Five Questions for Larry Robbins

  1. You have extensive experience in both lighting rock concerts and trade shows. What do you add to your trade show work to give it some of the excitement of a rock show? Is there anything new in the world of trade show lighting?

    It almost worked backwards: Lighting for trade shows is not a rock concert, yet bringing the technology into it is — making the client understand what simple lighting effects (rotating gobos, scrollers, or color washes for color movement) can add to a simple booth. In most cases, it's not about flash and trash. People who sell carpet or plumbing fixtures at trade shows want their product lit; people at shows like Comdex or CES look for that “Hey man, come over here” look.

    I would love to incorporate DL technology, but many of the people we deal with don't have the budgets. On the other hand, when it comes to the general sessions, one day you have 120 moving lights, while the next you have 12 scrollers. Again, you take your experience of lighting anything and everything and make 12 lights work. That part goes back into the old rock-and-roll days when you have the same scenario.

  2. What is the best career advice you've ever been given?

    Early on, one person told me, “The trouble with you American designers is that you blow all your looks in the opening song. You never hold anything to the end.” Also: “You don't have to flash the lights on every song. Use taste.”
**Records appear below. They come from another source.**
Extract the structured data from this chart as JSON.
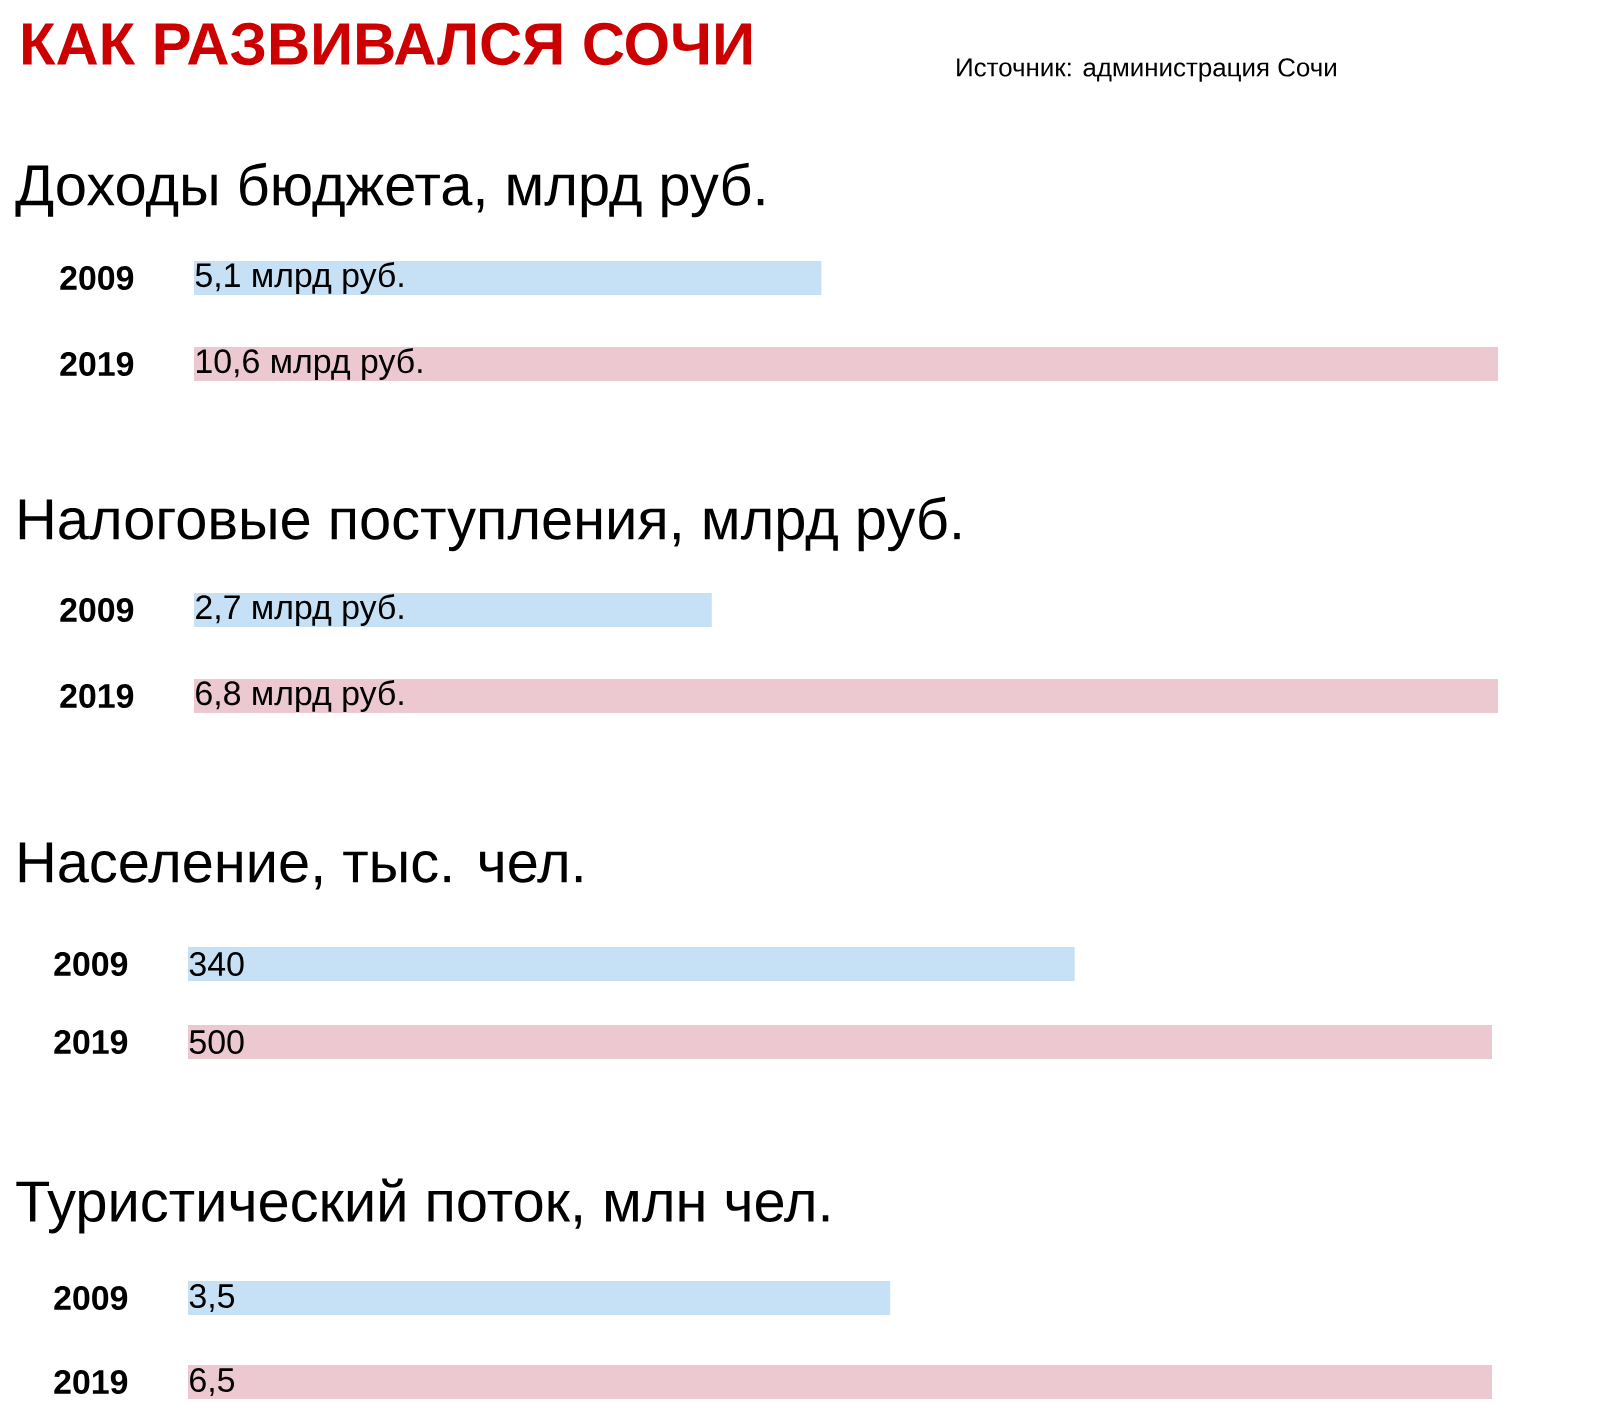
{
  "chart_data": [
    {
      "type": "bar",
      "orientation": "horizontal",
      "title": "КАК РАЗВИВАЛСЯ СОЧИ",
      "subtitle": "Доходы бюджета, млрд руб.",
      "annotations": [
        "Источник: администрация Сочи"
      ],
      "categories": [
        "2009",
        "2019"
      ],
      "values": [
        5.1,
        10.6
      ],
      "colors": [
        "#c6e1f6",
        "#ecc9d1"
      ],
      "value_labels": [
        "5,1 млрд руб.",
        "10,6 млрд руб."
      ]
    },
    {
      "type": "bar",
      "orientation": "horizontal",
      "title": "Налоговые поступления, млрд руб.",
      "categories": [
        "2009",
        "2019"
      ],
      "values": [
        2.7,
        6.8
      ],
      "colors": [
        "#c6e1f6",
        "#ecc9d1"
      ],
      "value_labels": [
        "2,7 млрд руб.",
        "6,8 млрд руб."
      ]
    },
    {
      "type": "bar",
      "orientation": "horizontal",
      "title": "Население, тыс. чел.",
      "categories": [
        "2009",
        "2019"
      ],
      "values": [
        340,
        500
      ],
      "colors": [
        "#c6e1f6",
        "#ecc9d1"
      ],
      "value_labels": [
        "340",
        "500"
      ]
    },
    {
      "type": "bar",
      "orientation": "horizontal",
      "title": "Туристический поток, млн чел.",
      "categories": [
        "2009",
        "2019"
      ],
      "values": [
        3.5,
        6.5
      ],
      "colors": [
        "#c6e1f6",
        "#ecc9d1"
      ],
      "value_labels": [
        "3,5",
        "6,5"
      ]
    }
  ]
}
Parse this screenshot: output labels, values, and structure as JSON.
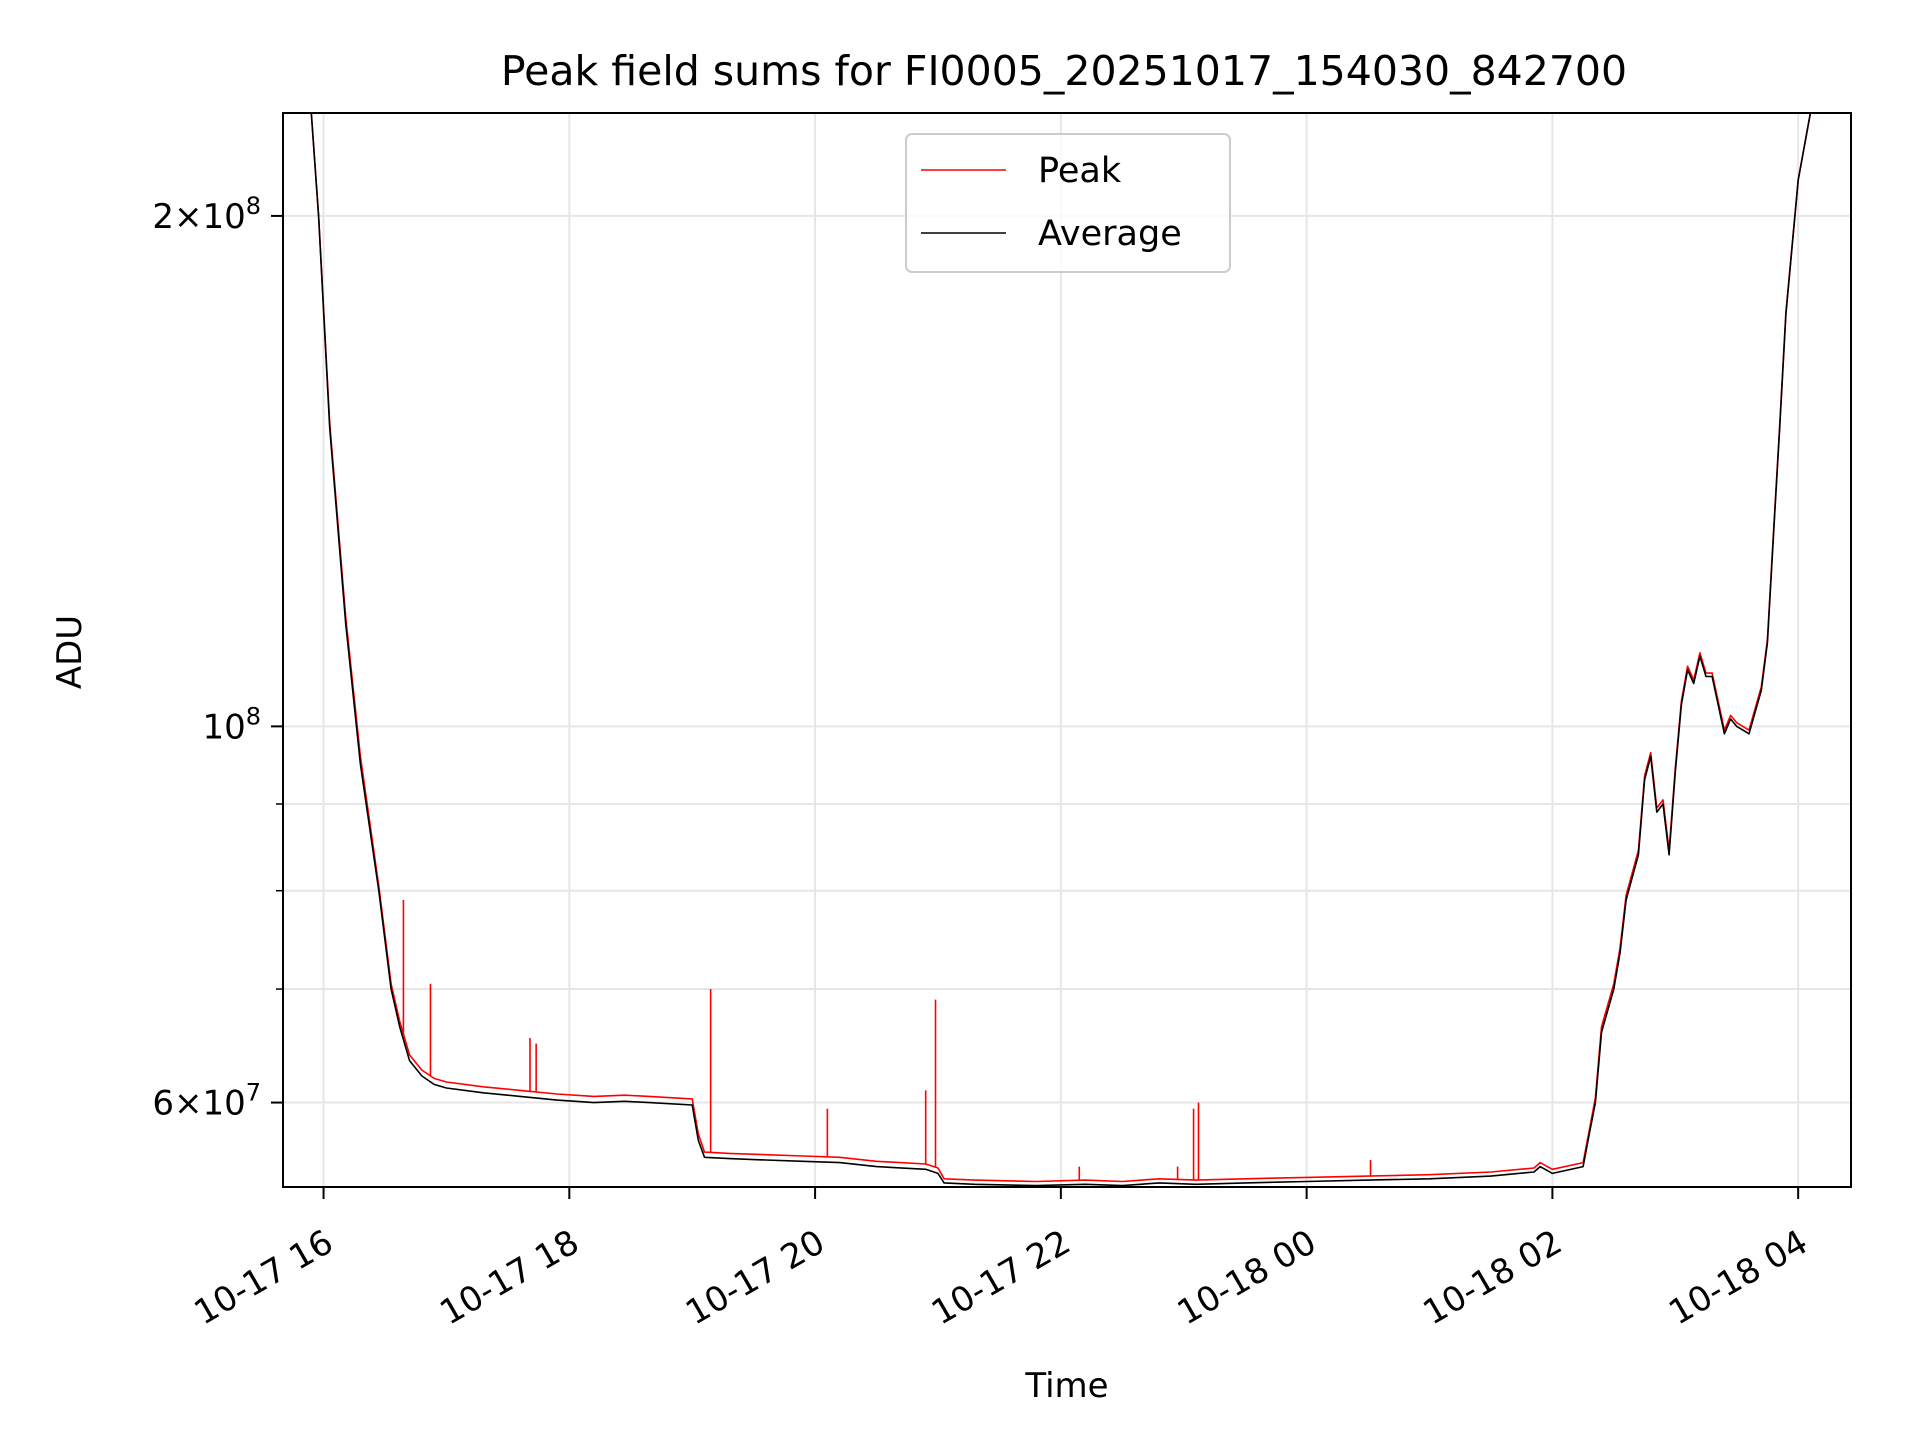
{
  "chart_data": {
    "type": "line",
    "title": "Peak field sums for FI0005_20251017_154030_842700",
    "xlabel": "Time",
    "ylabel": "ADU",
    "yscale": "log",
    "xlim_hours": [
      15.67,
      28.43
    ],
    "ylim": [
      53500000,
      230000000
    ],
    "x_ticks": [
      {
        "hours": 16,
        "label": "10-17 16"
      },
      {
        "hours": 18,
        "label": "10-17 18"
      },
      {
        "hours": 20,
        "label": "10-17 20"
      },
      {
        "hours": 22,
        "label": "10-17 22"
      },
      {
        "hours": 24,
        "label": "10-18 00"
      },
      {
        "hours": 26,
        "label": "10-18 02"
      },
      {
        "hours": 28,
        "label": "10-18 04"
      }
    ],
    "y_ticks_major": [
      {
        "value": 60000000,
        "mantissa": "6",
        "exponent": "7",
        "times": "×10"
      },
      {
        "value": 100000000,
        "mantissa": "",
        "exponent": "8",
        "times": "10"
      },
      {
        "value": 200000000,
        "mantissa": "2",
        "exponent": "8",
        "times": "×10"
      }
    ],
    "y_ticks_minor": [
      70000000,
      80000000,
      90000000
    ],
    "grid": true,
    "legend": {
      "position": "upper-center",
      "entries": [
        {
          "name": "Peak",
          "color": "#ff0000"
        },
        {
          "name": "Average",
          "color": "#000000"
        }
      ]
    },
    "series": [
      {
        "name": "Average",
        "color": "#000000",
        "x_hours": [
          15.72,
          15.9,
          15.96,
          16.05,
          16.18,
          16.3,
          16.45,
          16.55,
          16.62,
          16.7,
          16.8,
          16.9,
          17.0,
          17.3,
          17.6,
          17.9,
          18.2,
          18.45,
          18.65,
          19.0,
          19.05,
          19.1,
          19.3,
          19.6,
          19.9,
          20.2,
          20.5,
          20.9,
          21.0,
          21.05,
          21.3,
          21.8,
          22.2,
          22.5,
          22.8,
          23.1,
          23.5,
          24.0,
          24.5,
          25.0,
          25.5,
          25.85,
          25.9,
          26.0,
          26.25,
          26.3,
          26.35,
          26.4,
          26.5,
          26.55,
          26.6,
          26.7,
          26.75,
          26.8,
          26.85,
          26.9,
          26.95,
          27.0,
          27.05,
          27.1,
          27.15,
          27.2,
          27.25,
          27.3,
          27.4,
          27.45,
          27.5,
          27.55,
          27.6,
          27.7,
          27.75,
          27.8,
          27.85,
          27.9,
          28.0,
          28.1,
          28.43
        ],
        "values": [
          230000000,
          230000000,
          200000000,
          150000000,
          115000000,
          95000000,
          80000000,
          70000000,
          66500000,
          63500000,
          62200000,
          61500000,
          61200000,
          60800000,
          60500000,
          60200000,
          60000000,
          60100000,
          60000000,
          59800000,
          57000000,
          55700000,
          55600000,
          55500000,
          55400000,
          55300000,
          55000000,
          54800000,
          54500000,
          53800000,
          53700000,
          53600000,
          53700000,
          53600000,
          53800000,
          53700000,
          53800000,
          53900000,
          54000000,
          54100000,
          54300000,
          54600000,
          55000000,
          54500000,
          55000000,
          57500000,
          60000000,
          66000000,
          70000000,
          73500000,
          79000000,
          84000000,
          93000000,
          96000000,
          89000000,
          90000000,
          84000000,
          94000000,
          103000000,
          108000000,
          106000000,
          110000000,
          107000000,
          107000000,
          99000000,
          101000000,
          100000000,
          99500000,
          99000000,
          105000000,
          112000000,
          130000000,
          150000000,
          175000000,
          210000000,
          230000000,
          230000000
        ]
      },
      {
        "name": "Peak",
        "color": "#ff0000",
        "x_hours": [
          15.72,
          15.9,
          15.96,
          16.05,
          16.18,
          16.3,
          16.45,
          16.55,
          16.62,
          16.7,
          16.8,
          16.9,
          17.0,
          17.3,
          17.6,
          17.9,
          18.2,
          18.45,
          18.65,
          19.0,
          19.05,
          19.1,
          19.3,
          19.6,
          19.9,
          20.2,
          20.5,
          20.9,
          21.0,
          21.05,
          21.3,
          21.8,
          22.2,
          22.5,
          22.8,
          23.1,
          23.5,
          24.0,
          24.5,
          25.0,
          25.5,
          25.85,
          25.9,
          26.0,
          26.25,
          26.3,
          26.35,
          26.4,
          26.5,
          26.55,
          26.6,
          26.7,
          26.75,
          26.8,
          26.85,
          26.9,
          26.95,
          27.0,
          27.05,
          27.1,
          27.15,
          27.2,
          27.25,
          27.3,
          27.4,
          27.45,
          27.5,
          27.55,
          27.6,
          27.7,
          27.75,
          27.8,
          27.85,
          27.9,
          28.0,
          28.1,
          28.43
        ],
        "values": [
          230000000,
          230000000,
          200000000,
          151000000,
          116000000,
          96000000,
          80500000,
          70500000,
          67000000,
          64000000,
          62700000,
          62000000,
          61700000,
          61300000,
          61000000,
          60700000,
          60500000,
          60600000,
          60500000,
          60300000,
          57500000,
          56100000,
          56000000,
          55900000,
          55800000,
          55700000,
          55400000,
          55200000,
          54900000,
          54100000,
          54000000,
          53900000,
          54000000,
          53900000,
          54100000,
          54000000,
          54100000,
          54200000,
          54300000,
          54400000,
          54600000,
          54900000,
          55300000,
          54800000,
          55300000,
          57800000,
          60400000,
          66500000,
          70500000,
          74000000,
          79500000,
          84500000,
          93500000,
          96500000,
          89500000,
          90500000,
          84500000,
          94500000,
          103500000,
          108500000,
          106500000,
          110500000,
          107500000,
          107500000,
          99500000,
          101500000,
          100500000,
          100000000,
          99500000,
          105500000,
          112500000,
          130500000,
          150500000,
          175500000,
          210000000,
          230000000,
          230000000
        ],
        "spikes": [
          {
            "hours": 16.65,
            "value": 79000000
          },
          {
            "hours": 16.87,
            "value": 70500000
          },
          {
            "hours": 17.68,
            "value": 65500000
          },
          {
            "hours": 17.73,
            "value": 65000000
          },
          {
            "hours": 19.15,
            "value": 70000000
          },
          {
            "hours": 20.1,
            "value": 59500000
          },
          {
            "hours": 20.9,
            "value": 61000000
          },
          {
            "hours": 20.98,
            "value": 69000000
          },
          {
            "hours": 22.15,
            "value": 55000000
          },
          {
            "hours": 22.95,
            "value": 55000000
          },
          {
            "hours": 23.08,
            "value": 59500000
          },
          {
            "hours": 23.12,
            "value": 60000000
          },
          {
            "hours": 24.52,
            "value": 55500000
          },
          {
            "hours": 27.85,
            "value": 150000000
          }
        ]
      }
    ]
  }
}
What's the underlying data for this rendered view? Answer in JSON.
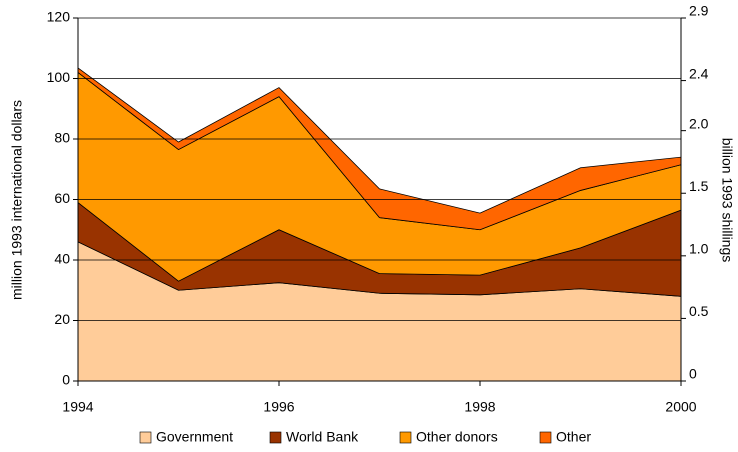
{
  "chart_data": {
    "type": "stacked_area",
    "ylabel": "million 1993 international dollars",
    "y2label": "billion 1993 shillings",
    "x": [
      1994,
      1995,
      1996,
      1997,
      1998,
      1999,
      2000
    ],
    "xlim": [
      1994,
      2000
    ],
    "xticks": [
      1994,
      1996,
      1998,
      2000
    ],
    "ylim": [
      0,
      120
    ],
    "yticks": [
      0,
      20,
      40,
      60,
      80,
      100,
      120
    ],
    "y2lim": [
      0,
      2.9
    ],
    "y2ticks": [
      0,
      0.5,
      {
        "value": 1,
        "label": "1.0"
      },
      1.5,
      {
        "value": 2,
        "label": "2.0"
      },
      2.4,
      2.9
    ],
    "grid": true,
    "legend": "bottom",
    "series": [
      {
        "name": "Government",
        "color": "#ffcc99",
        "values": [
          46,
          30,
          32.5,
          29,
          28.5,
          30.5,
          28
        ]
      },
      {
        "name": "World Bank",
        "color": "#993300",
        "values": [
          13,
          3,
          17.5,
          6.5,
          6.5,
          13.5,
          28.5
        ]
      },
      {
        "name": "Other donors",
        "color": "#ff9900",
        "values": [
          43,
          43.5,
          44,
          18.5,
          15,
          19,
          15
        ]
      },
      {
        "name": "Other",
        "color": "#ff6600",
        "values": [
          1.5,
          2.5,
          3,
          9.5,
          5.5,
          7.5,
          2.5
        ]
      }
    ]
  }
}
  3. And the worst advice?

    “Here try this; it will get you going,” or “No, really. We only have to drive the gear to the first gig, and then, we put it in a semi.”

  4. What idea did you have that looked good on paper but not in reality?

    I designed for [saxophonist] Grover Washington, Jr. and had 48 Colormaxs. Great idea at the time — too bad they never worked. Of course, that was in 1983.

  5. What equipment can you absolutely not do without?

    My iPod and laptop — iPod for music during setup in the ballrooms and laptop to stay awake during that 8-hour general session that is a snoozer. Oh, and E-tape, you just gotta have your E-tape!